Lipoprotein structure: The surface is called apolipoproteins that contains proteins and cholesterol molecules. Then is the phospholipid that have cholesterol molecules. And inside are triglycerides with cholesterol ester.

Lipoprotein diversity: There are many types of lipoproteins. They are differentiated by different tissues, modifying other lipoprotein. Their name makes reference to their density. Some of them are:Chylomicron and its source is the small intestine, Chylomicron remnant and its source is the chylomicron, VLDL (very low-density lipoprotein) which comes from the liver, LDL (low density protein and its source VLDL, HDL (high-density lipoprotein) that has various sources, etc.

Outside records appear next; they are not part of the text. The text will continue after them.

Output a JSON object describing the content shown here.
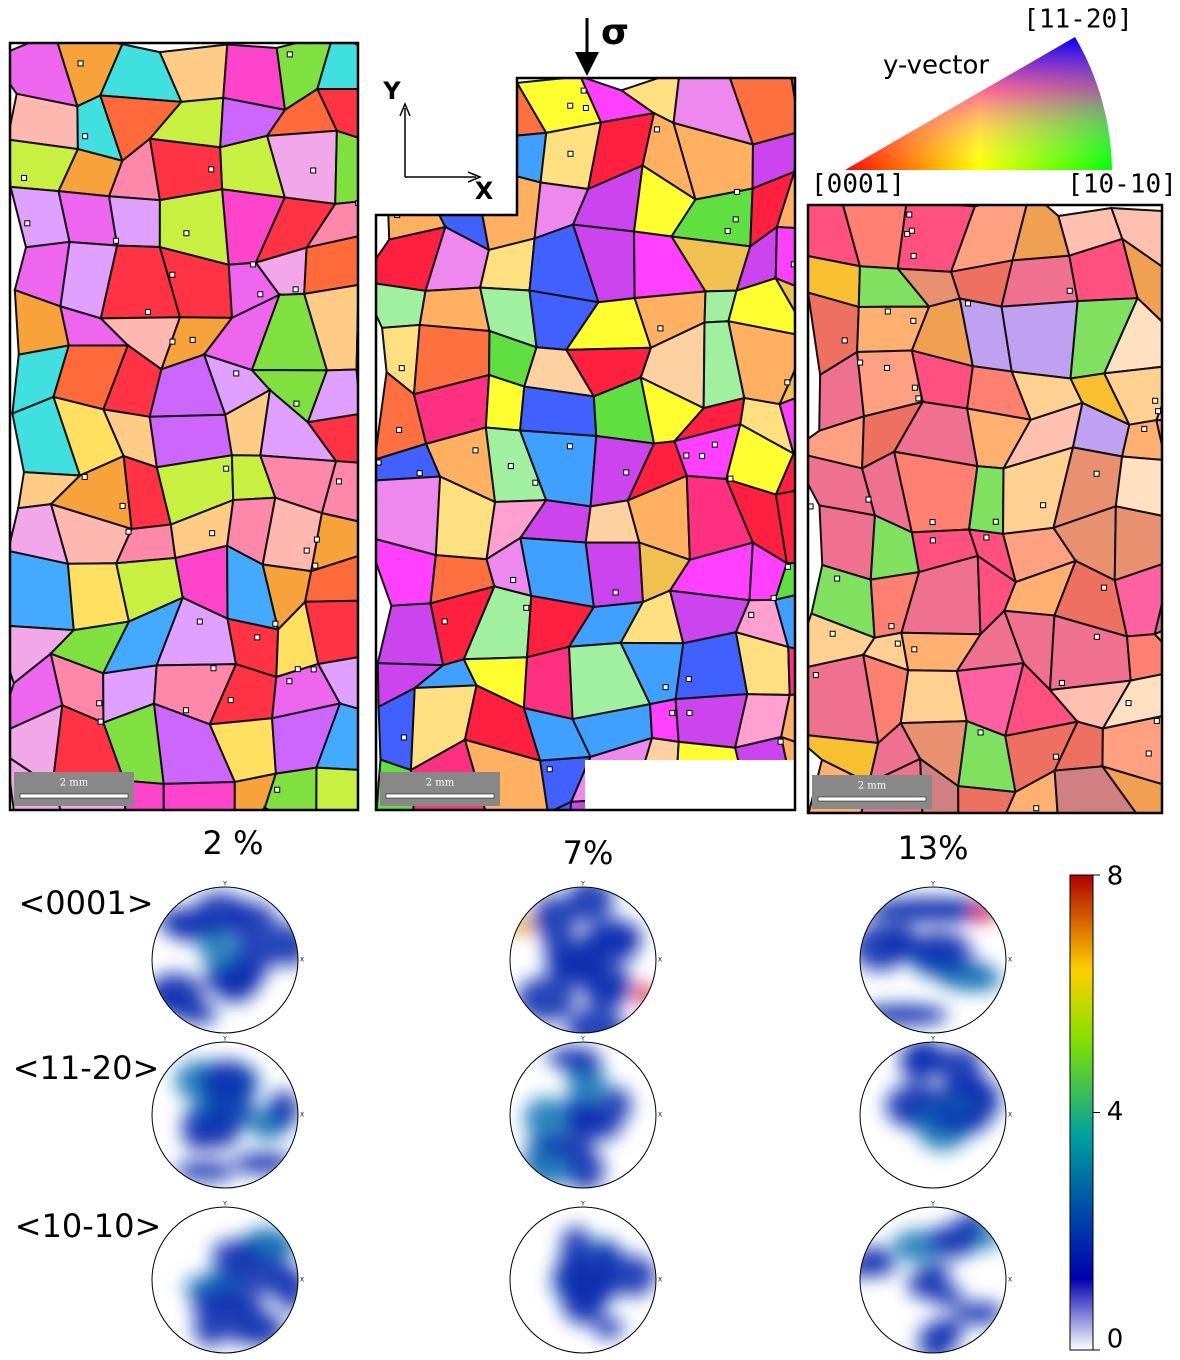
{
  "figure": {
    "sigma": "σ",
    "axes": {
      "y": "Y",
      "x": "X"
    },
    "ipf": {
      "title": "y-vector",
      "top": "[11-20]",
      "left": "[0001]",
      "right": "[10-10]"
    },
    "maps": [
      {
        "strain": "2 %",
        "scale_bar": "2 mm"
      },
      {
        "strain": "7%",
        "scale_bar": "2 mm"
      },
      {
        "strain": "13%",
        "scale_bar": "2 mm"
      }
    ],
    "pole_figures": {
      "rows": [
        "<0001>",
        "<11-20>",
        "<10-10>"
      ],
      "x_label": "X",
      "y_label": "Y"
    },
    "colorbar": {
      "lim": [
        0,
        8
      ],
      "ticks": [
        0,
        4,
        8
      ]
    }
  }
}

Albumin: The plasma protein albumin transports the fatty acids that come from the adipose tissue. The liver synthesizes the protein that is the one that is more present in the blood. Is can travel with seven fatty acids and they can have different functions such as being used by the liver, muscles or other tissues.

Intracellular transport: The fatty acids are insoluble in blood and in the cell’s cytoplasm. So without it, fatty acid encapsulated the proteins.

Endogenous fat:
The fat is stored in the adipose tissue and the liver regulates the amount of fat in the circulation. A connection or nexus of the nutrient pathways is the liver because it release cholesterol and fat, convert sugar into fat and fat into sugar, also synthesized different molecules such as glycogen.

Storing fat: Sugar is converted into fat and glycogen in the liver. In the VLDLs the triglycerides are liberated that through the time they became in LDLs.

Burning fat: During the time between the meals, the energy provided to the body is the union between the albumin and the fatty acids released from the adipose tissue. That energy is used by the liver for the production of glucose. Liver and muscles have stored glycogen, they convert it into glucose and then to energy.

Ketone bodies
They are agrupated molecules that include acetoacetate. When there is no food in the stomach, the acetyl-coenzyme A is produced in order to decompose the fatty acids. Some of those molecules turn in the liver into ketone bodies.